I will not dwell on organized accounting (which refers to the rules of art. 32 et seq. of the CIRC), but rather on the simplified regime.
The simplified scheme, as its name implies, is the simple application of a coefficient, indicated in Article 31 CIRS, to the income received to determine the taxable income of the tax payer. Contrary to the income of other categories, the taxable income is calculated by the mere application of a coefficient determined by law.
At least, that was the way but the Budget of 2018 came to create a complex web of deductions leaving the coefficient in reality as a limit to which the taxpayer could deduct any expenses.
Art. 31, paragraph 13 of the CIRS indicates which expenses can be deducted.
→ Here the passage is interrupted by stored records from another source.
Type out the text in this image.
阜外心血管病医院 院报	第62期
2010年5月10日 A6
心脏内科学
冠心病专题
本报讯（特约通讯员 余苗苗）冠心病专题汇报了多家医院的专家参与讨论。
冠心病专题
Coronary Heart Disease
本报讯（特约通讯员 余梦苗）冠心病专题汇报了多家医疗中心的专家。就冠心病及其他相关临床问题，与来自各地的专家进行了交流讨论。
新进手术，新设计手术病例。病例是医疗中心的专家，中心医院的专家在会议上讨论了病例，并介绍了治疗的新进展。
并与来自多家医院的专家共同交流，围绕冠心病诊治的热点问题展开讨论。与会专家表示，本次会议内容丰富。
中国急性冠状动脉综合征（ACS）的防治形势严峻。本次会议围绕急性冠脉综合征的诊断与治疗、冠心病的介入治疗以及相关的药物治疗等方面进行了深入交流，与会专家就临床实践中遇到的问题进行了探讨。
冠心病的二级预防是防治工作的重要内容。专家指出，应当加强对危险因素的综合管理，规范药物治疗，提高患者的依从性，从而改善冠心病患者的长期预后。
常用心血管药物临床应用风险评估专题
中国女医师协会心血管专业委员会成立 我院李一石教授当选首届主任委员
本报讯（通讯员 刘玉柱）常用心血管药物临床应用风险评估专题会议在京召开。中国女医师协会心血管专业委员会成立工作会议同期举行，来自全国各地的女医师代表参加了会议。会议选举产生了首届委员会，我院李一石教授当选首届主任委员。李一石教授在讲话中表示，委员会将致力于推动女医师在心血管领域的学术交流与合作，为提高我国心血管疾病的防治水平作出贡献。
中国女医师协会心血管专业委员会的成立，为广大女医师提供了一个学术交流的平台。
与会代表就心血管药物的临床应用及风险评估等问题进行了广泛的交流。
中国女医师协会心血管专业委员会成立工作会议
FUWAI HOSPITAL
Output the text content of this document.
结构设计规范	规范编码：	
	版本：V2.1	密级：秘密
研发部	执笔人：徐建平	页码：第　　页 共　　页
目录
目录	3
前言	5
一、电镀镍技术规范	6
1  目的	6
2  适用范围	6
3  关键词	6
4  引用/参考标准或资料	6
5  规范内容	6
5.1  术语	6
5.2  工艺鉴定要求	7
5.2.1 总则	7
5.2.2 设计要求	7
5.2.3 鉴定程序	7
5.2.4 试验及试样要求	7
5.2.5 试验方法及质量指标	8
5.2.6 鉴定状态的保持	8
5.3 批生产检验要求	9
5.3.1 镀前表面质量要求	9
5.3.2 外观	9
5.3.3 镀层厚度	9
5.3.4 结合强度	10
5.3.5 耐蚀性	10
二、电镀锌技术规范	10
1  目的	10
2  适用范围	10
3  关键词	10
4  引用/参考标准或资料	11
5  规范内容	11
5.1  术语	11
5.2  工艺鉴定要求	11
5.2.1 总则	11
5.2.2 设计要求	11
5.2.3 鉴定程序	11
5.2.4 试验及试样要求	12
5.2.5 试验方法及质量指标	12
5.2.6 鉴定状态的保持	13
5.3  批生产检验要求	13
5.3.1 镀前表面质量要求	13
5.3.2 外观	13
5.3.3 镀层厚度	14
Expenses, for example, with personnel, with the consumption of electricity and, in the specific case of local accommodation, 1.5% of the taxable property value of the property registered to the activity.
Another novelty of the 2018 Budget was the possibility of being able to choose, as far as local accommodation income is concerned , taxation as a business professional, under Category B, or as pure rental income under Category F.
This means that under the terms of article 28 (14) CIRS, the taxpayer may choose to have his income determined within the rules applied to pure rental income (category F), but still having to start fiscal activity and subjecting the property to that activity thus being taxed at 28%.
Optionally, it can be taxed according to the rules applied to business professionals (category B), starting fiscal activity and subjecting the property to that activity being taxed at 25%.
Ask yourself when you should choose one or the other option?
Given the new formula for calculating taxable business income (category B) established by the State Budget of 2018, it is always advisable that this should be analyzed on a case specific basis.
However, and in general, the tax payable will be lower if calculated by the property income rules under Category F, when the expenses able to be deducted (article 41 CIRS), correspond to more than 70% of the income.
For example, if the income is € 10,000 per year, the expenses should be in excess of € 7,000 so that the tax is marginally lower if taxed as rental income (category F) than if you reported it in accordance with the business income method under Category B.
Again, as said, there is no general rule and each case must be examined by its accountant taking into account the income and expenses to be deducted.